Dominik Vogt <[email protected]> writes:
> Me and some colleagues work on gcc in lots of different branches.
> For each branch there is a separate build directory for each
> branch, e.g. build-a, build-b and build-c. Let's assume that all
> branches are identical at the moment. If a file in branch a is
> changed that triggers a complete rebuild of gcc (e.g.
> <target>.opt), rebuilding in build-a takes about an hour. Now,
> when I switch to one of the other branches, said file is not
> identical anymore and stamped with the _current_ time during
> checkout. Although branch b and c have not changed at all, they
> will now be rebuilt completely because the timestamp on that files
> has changed.
I am not quite sure I follow your set-up. Do you have three working
trees connected to a repository (via contrib/workdir/git-new-workdir
perhaps), each having a checkout of its own branch?
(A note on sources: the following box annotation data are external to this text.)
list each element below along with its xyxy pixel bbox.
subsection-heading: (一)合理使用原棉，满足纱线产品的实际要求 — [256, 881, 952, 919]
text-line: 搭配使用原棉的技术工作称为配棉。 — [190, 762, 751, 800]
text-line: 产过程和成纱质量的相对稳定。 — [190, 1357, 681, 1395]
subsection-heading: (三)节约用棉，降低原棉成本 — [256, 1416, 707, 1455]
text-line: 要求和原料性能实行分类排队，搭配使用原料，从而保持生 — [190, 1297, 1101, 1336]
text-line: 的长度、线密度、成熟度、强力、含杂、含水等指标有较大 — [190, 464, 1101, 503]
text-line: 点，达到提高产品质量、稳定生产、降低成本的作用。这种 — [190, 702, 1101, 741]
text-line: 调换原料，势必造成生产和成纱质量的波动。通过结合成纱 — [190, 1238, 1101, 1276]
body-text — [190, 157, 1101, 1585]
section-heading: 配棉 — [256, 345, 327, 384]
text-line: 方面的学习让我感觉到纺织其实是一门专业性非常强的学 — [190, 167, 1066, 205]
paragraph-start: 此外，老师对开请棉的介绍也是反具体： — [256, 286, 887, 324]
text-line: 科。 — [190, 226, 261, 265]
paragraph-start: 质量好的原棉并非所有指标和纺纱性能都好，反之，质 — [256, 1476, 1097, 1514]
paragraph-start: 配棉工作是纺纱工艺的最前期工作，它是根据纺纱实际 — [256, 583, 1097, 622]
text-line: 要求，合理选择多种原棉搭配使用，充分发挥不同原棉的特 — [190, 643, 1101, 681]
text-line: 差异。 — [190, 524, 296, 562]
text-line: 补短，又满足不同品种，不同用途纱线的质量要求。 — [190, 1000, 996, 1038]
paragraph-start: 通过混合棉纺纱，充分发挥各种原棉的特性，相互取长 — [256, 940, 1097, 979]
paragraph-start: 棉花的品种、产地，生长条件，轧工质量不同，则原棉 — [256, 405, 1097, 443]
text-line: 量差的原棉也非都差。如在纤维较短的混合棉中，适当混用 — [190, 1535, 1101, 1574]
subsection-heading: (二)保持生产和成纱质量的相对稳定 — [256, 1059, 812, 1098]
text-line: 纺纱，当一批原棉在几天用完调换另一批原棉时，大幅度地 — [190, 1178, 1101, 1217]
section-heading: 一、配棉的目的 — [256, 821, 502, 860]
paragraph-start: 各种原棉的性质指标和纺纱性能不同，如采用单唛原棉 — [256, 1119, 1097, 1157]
And in one
working directory that has build-a checked out, a new commit touches
one file, <target>.opt, to make a new commit:
Before:
---o---o---X
^ refs/heads/build-a
refs/heads/build-b
refs/heads/build-c
After:
v refs/heads/build-a
---o---o---X---Y
^ refs/heads/build-b
refs/heads/build-c
Because you said that branch b and c hasn't changed at all, I do not
see how your build-b and/or build-c directories become dirty.